Artificial Intelligence (AI) is a trending topic within the health IT community. It is gaining more recognition with concepts like Machine Learning (ML) and Deep Learning (DL) entering the picture.
We are on the brink of one of the biggest technological leaps in history. AI is spreading its roots into radiology. “How will artificial intelligence apply to radiology?” is a buzz amongst radiologists. Let’s take a deeper look.
Artificial Intelligence and Radiology: Why and how they connect
AI in radiology is in its infancy due to its complexity. Image processing plays a huge role in radiology. Analyzing the body through images is no easy feat.

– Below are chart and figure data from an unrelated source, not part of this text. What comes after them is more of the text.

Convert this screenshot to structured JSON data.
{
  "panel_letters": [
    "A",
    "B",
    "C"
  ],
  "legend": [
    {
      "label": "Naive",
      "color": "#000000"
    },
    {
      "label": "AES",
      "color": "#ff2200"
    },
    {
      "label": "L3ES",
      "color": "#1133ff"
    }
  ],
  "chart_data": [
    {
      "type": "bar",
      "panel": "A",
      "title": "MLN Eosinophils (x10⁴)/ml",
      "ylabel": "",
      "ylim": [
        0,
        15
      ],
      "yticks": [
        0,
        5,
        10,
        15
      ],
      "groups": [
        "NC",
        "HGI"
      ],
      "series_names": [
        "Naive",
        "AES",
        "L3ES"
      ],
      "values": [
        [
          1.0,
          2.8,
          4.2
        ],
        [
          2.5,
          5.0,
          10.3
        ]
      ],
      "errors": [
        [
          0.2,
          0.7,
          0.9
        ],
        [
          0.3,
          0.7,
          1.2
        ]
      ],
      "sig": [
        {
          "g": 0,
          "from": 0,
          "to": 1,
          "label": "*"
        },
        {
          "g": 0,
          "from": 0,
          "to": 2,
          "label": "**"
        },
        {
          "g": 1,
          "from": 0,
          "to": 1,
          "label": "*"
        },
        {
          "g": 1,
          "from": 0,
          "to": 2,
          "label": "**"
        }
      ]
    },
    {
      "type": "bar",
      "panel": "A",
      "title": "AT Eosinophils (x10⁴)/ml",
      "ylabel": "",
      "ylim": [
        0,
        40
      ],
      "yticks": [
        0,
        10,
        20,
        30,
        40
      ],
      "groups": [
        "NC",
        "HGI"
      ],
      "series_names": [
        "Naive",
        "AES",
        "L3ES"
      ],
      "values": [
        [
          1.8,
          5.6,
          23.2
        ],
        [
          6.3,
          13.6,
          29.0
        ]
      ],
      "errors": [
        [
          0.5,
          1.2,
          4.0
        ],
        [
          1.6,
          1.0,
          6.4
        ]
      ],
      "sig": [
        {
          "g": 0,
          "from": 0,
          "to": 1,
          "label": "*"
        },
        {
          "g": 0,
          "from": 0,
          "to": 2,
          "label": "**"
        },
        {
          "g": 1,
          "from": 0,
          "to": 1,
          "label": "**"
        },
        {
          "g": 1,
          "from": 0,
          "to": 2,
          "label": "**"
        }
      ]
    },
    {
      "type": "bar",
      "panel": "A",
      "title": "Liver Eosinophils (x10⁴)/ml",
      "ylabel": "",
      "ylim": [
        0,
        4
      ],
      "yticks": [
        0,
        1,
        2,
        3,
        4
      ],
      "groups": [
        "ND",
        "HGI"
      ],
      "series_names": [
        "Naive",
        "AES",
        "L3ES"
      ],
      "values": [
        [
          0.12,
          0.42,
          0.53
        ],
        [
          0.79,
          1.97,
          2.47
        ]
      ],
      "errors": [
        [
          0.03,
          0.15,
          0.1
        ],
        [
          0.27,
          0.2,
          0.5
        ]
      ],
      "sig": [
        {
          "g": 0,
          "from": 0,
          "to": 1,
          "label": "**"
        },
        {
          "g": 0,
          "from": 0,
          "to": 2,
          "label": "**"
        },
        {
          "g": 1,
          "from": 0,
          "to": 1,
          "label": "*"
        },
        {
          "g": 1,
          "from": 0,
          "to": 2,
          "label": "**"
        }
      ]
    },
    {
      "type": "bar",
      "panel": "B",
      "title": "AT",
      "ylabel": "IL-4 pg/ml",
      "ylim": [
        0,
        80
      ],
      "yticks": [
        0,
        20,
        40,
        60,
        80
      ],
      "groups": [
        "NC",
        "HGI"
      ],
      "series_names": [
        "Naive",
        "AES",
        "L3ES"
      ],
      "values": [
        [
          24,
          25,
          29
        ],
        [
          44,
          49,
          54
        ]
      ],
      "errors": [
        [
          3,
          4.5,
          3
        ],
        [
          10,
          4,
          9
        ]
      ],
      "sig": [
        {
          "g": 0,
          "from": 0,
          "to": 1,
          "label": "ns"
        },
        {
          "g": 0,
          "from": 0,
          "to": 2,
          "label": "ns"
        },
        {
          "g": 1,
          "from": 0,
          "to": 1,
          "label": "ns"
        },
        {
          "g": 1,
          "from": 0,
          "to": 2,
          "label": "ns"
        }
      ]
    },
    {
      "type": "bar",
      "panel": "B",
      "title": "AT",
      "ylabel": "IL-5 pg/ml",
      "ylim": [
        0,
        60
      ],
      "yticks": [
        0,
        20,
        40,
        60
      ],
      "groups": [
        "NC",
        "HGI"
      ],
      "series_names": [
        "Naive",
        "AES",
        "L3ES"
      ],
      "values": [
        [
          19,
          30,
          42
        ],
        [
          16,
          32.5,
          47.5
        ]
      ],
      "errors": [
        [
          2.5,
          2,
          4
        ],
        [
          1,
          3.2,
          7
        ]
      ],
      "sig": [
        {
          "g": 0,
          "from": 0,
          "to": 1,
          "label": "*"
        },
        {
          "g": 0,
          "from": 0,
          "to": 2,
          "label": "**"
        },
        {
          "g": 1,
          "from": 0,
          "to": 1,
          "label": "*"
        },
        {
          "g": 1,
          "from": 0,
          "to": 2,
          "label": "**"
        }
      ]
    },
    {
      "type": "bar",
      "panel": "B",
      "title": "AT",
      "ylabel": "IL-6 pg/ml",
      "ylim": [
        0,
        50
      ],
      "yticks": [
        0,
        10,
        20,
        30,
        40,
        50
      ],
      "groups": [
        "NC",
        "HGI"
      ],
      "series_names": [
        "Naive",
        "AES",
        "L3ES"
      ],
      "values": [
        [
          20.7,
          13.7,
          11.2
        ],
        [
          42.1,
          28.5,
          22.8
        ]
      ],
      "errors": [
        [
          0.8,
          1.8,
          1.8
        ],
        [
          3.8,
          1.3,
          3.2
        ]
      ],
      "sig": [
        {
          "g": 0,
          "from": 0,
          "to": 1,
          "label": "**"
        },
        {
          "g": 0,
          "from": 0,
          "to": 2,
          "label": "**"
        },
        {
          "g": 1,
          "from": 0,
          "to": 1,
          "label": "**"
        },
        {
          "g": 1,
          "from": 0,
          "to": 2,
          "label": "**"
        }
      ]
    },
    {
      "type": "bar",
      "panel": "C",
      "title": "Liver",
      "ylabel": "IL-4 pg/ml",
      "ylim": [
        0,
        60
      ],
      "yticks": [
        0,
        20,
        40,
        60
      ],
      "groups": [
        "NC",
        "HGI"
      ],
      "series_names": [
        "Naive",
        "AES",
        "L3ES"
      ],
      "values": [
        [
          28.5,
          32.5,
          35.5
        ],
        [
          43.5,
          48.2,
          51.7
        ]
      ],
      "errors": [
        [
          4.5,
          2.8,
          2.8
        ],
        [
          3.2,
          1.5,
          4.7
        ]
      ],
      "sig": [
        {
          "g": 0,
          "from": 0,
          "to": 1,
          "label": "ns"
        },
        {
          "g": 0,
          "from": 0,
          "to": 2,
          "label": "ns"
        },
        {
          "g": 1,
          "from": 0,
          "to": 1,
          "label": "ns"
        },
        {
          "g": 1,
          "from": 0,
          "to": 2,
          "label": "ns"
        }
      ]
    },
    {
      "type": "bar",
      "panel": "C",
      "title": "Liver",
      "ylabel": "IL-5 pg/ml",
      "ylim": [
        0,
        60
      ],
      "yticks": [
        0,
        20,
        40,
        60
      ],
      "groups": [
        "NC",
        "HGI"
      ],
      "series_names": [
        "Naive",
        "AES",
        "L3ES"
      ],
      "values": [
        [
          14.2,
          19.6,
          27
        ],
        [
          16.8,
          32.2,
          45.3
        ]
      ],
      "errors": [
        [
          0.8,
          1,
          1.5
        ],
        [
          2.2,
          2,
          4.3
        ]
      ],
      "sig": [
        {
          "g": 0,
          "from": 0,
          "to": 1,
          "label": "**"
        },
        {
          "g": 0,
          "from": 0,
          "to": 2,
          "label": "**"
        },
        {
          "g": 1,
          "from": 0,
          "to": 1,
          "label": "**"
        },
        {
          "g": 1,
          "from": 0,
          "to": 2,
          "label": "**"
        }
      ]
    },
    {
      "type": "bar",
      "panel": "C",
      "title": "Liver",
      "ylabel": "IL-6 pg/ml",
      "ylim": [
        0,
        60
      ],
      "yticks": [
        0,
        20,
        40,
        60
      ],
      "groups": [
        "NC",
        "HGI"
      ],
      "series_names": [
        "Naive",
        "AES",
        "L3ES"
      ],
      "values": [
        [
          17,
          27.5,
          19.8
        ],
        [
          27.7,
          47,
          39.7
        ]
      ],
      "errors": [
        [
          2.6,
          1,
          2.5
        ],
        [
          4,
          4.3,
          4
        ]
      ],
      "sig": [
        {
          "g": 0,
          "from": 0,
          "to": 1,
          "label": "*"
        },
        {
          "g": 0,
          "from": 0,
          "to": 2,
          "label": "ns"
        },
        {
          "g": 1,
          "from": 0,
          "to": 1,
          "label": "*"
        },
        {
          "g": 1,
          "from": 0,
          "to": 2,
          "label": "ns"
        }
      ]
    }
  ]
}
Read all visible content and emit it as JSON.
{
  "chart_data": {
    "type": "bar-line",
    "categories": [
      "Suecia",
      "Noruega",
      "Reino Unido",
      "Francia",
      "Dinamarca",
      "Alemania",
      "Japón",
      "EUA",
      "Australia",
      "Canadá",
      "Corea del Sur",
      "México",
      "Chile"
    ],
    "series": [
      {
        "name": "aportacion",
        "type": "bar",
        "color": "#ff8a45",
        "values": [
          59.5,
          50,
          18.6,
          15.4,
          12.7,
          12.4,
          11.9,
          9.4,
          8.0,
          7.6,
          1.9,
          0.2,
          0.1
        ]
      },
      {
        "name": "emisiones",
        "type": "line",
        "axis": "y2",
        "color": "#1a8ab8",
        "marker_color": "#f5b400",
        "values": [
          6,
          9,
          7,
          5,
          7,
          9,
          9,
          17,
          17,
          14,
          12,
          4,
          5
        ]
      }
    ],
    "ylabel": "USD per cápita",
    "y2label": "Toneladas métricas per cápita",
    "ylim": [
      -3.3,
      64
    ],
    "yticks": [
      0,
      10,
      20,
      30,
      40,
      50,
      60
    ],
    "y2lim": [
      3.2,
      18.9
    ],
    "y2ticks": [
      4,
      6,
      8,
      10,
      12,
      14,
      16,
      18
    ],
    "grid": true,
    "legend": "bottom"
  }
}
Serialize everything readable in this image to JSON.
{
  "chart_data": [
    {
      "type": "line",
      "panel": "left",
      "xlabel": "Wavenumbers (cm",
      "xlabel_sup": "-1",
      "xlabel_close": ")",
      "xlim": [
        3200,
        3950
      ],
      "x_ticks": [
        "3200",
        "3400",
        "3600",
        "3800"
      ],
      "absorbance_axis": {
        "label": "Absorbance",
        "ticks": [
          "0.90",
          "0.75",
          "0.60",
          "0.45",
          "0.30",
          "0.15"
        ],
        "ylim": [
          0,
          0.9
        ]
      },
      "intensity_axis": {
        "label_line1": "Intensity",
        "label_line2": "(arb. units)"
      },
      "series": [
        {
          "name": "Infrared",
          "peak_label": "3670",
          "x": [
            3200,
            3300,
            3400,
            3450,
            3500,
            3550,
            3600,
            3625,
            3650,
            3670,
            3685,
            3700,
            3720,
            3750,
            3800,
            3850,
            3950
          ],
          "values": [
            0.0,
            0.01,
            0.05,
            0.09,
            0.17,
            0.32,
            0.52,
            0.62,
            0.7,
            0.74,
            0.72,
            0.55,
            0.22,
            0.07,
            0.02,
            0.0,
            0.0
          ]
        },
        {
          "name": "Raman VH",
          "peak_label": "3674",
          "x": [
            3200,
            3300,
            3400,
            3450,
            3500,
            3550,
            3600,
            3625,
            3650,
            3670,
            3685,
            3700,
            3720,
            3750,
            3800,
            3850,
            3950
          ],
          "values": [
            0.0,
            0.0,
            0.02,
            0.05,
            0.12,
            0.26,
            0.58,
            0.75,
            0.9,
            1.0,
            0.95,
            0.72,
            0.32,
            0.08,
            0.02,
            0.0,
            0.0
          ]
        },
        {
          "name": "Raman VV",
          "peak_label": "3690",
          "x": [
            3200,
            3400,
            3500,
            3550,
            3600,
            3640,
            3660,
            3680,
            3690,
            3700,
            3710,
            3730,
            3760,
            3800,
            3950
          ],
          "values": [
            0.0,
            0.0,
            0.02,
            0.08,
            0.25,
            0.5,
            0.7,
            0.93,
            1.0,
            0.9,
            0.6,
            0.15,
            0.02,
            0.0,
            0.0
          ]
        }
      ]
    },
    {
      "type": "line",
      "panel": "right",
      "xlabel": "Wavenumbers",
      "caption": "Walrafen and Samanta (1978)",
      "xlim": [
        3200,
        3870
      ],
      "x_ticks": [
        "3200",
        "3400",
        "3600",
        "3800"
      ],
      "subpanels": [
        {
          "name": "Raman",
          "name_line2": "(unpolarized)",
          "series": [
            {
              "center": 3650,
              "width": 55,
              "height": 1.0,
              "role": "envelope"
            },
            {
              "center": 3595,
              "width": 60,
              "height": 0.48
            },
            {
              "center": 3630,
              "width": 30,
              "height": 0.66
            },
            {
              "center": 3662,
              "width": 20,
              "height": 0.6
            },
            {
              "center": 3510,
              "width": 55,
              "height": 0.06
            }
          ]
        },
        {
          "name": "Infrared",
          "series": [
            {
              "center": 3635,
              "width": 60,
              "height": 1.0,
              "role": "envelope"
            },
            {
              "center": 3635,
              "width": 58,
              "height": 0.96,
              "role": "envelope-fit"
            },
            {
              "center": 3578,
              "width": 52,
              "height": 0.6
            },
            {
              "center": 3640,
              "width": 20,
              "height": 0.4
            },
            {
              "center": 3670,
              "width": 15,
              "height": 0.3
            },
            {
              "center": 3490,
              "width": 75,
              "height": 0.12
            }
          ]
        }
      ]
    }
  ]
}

AI systems possess the ability to interpret data through image analysis. This allows for its implementation in self-driving cars, web searches, and cybersecurity. When the human body needs interpretation, it’s different.
The development of “machine learning” are changing things. ML algorithms allow for AI to learn from repetitive patterns. As a result, AI can diagnose certain condition such as tumors or tissue injuries. With time, AI will be able to gather and learn enough information to perform a complete examination of the human body.
Implementing an AI system isn’t easy. Software, hardware, and infrastructure are costly. Most AI solutions are subscription based or pay-per-analysis business models.
Applications and Benefits of AI
AI shows a promising future in radiology. However, it’s best to tackle different functions in the workflow separately when implementing AI. The following are examples of how AI improves the workflow process.
i) Managing patient database
AI learns through machine learning algorithms how to provide more customized database outputs. However, this leads to privacy concerns.
An AI operated imaging process saves time. It has the potential to provide better positioning to increase precision and reduce needless images.
iii) Automated analysis of images
AI’s ability to differentiate between what’s “natural” and what’s “not” is a huge part of this application. With rapidly advancing machine learning algorithms, we expect images to be interpreted with near-perfect precision. This minimizes human error and saves time.
Natural language processing allows reporting to be done by AI. Radiology terminology uploads into the system via ML, allowing it to process and provide a detailed report.
There is room for improvement in implemented systems. Machine Learning makes this possible, but leads to more complex systems and increased costs. Finding the sweet spot between system design and expense is a driving force when applying AI in radiology.